Soul gazer
Thu, 05 Apr 2012 16:28:00 BST
Singer Meredith is also an investigative psychology researcher who aims to improve the accuracy of offender profiling
BY night, Meredith Gafford (pictured) is a singer with a scorching voice whose band Punch Drunk Soul is a knockout hit with audiences. But by day she is an investigative psychologist who pores over the details of murder cases, aiming to compile a body of research that will help detectives and courts in the fight against violent crime.
The American-born PhD researcher has other dimensions to her packed life as well – she teaches psychology to undergraduate and masters students at the University of Huddersfield, where she has been based since 2009.
Punch Drunk Soul is a Huddersfield-based duo of Meredith as vocalist and Matt Fisher, who plays guitar and piano. The duo perform some cover versions, but plenty of original material too.
As a musician and songwriter, Meredith draws on long experience gained with bands in U.S. centres such as Denver and San Francisco. But although music has been a major passion since childhood, she studied psychology at university in her native Colorado, moving on to San Francisco for a highly-marked master’s dissertation in forensic psychology.
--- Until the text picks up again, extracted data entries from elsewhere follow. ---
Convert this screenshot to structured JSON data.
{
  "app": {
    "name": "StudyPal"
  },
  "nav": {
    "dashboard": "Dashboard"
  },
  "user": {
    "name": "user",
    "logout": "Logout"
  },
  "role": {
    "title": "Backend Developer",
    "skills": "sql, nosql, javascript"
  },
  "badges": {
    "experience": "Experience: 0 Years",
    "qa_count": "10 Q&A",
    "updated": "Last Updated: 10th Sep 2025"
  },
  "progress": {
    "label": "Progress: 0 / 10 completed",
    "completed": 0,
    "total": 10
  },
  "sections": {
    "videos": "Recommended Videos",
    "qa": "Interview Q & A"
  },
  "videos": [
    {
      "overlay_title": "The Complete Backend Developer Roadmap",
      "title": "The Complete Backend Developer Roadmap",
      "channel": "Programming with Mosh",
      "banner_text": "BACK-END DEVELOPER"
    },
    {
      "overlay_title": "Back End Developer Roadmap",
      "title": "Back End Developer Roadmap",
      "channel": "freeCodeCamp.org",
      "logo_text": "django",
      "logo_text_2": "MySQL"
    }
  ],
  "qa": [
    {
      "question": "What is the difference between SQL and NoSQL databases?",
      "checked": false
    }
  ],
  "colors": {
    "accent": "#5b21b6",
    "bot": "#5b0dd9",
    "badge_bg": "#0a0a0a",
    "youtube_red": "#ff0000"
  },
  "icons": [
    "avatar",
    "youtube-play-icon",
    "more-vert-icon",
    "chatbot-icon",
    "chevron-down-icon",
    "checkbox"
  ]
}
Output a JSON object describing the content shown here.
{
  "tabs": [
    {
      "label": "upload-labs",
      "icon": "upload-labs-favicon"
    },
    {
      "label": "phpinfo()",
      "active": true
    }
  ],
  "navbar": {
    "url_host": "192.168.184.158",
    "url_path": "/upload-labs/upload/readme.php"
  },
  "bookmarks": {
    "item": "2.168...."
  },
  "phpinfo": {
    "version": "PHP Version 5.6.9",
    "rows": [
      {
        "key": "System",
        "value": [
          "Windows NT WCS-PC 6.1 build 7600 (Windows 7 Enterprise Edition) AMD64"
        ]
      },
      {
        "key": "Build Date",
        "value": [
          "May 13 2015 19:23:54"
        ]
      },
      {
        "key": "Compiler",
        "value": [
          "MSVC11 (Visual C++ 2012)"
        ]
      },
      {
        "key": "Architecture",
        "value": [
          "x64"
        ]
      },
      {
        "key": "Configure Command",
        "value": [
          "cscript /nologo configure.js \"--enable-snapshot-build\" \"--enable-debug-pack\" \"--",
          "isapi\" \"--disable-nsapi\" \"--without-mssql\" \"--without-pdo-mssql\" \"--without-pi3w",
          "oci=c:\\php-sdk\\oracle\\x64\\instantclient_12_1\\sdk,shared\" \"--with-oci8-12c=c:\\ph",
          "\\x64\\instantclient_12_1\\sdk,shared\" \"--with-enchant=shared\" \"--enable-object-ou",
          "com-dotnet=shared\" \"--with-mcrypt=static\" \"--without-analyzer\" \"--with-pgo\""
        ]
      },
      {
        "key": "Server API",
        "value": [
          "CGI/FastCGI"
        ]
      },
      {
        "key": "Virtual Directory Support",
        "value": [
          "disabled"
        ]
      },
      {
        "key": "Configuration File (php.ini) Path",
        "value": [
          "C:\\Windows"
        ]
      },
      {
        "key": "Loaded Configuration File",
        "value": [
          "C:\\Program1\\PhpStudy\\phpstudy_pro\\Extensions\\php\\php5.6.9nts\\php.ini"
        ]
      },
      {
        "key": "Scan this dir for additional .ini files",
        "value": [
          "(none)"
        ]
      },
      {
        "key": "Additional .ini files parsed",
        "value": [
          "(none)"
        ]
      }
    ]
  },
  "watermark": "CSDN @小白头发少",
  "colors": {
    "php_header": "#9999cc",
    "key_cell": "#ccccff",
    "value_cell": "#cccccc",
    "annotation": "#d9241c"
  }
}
She wanted to take this a stage further and move into the burgeoning field of investigative psychology. It meant she needed to relocate to the UK, where Professor David Canter – based at the University of Huddersfield since 2009 – is acknowledged as the principal pioneer of the discipline.
Meredith’s own PhD research project is now well under way. She has obtained the files of more than 70 closed UK homicide cases from 1983 to 1991. By analysing them in detail she aims to develop new insights that will lead to ever more accurate profiling of offenders – drawing on cases of the past to help solve and understand new crimes.
“I am looking at offender characteristics, victim characteristics and crime scene characteristics,” says Meredith.
The distinctive aspect of her research is the emphasis she places on the life history and the characteristics of offenders – examining their lifestyles, their upbringing and whether or not they were abused as a child and working out how much these elements played a part in the kinds of crime they were ready to commit.
She places stress on the importance and potential of detailed research.
“If a police force commissioned access to closed case files, we could model the different types of homicide applicable to their region. We could then examine their current unsolved cases to gauge what kind of offender we are looking for, aligning factors such as crime scene characteristics and victim choice to what we’ve learned about offender characteristics.”
“Profiling for so long has been based on hunch, but what we are trying to do in investigative psychology is move away from that, basing our inferences on cumulative and comprehensive research,” adds Meredith.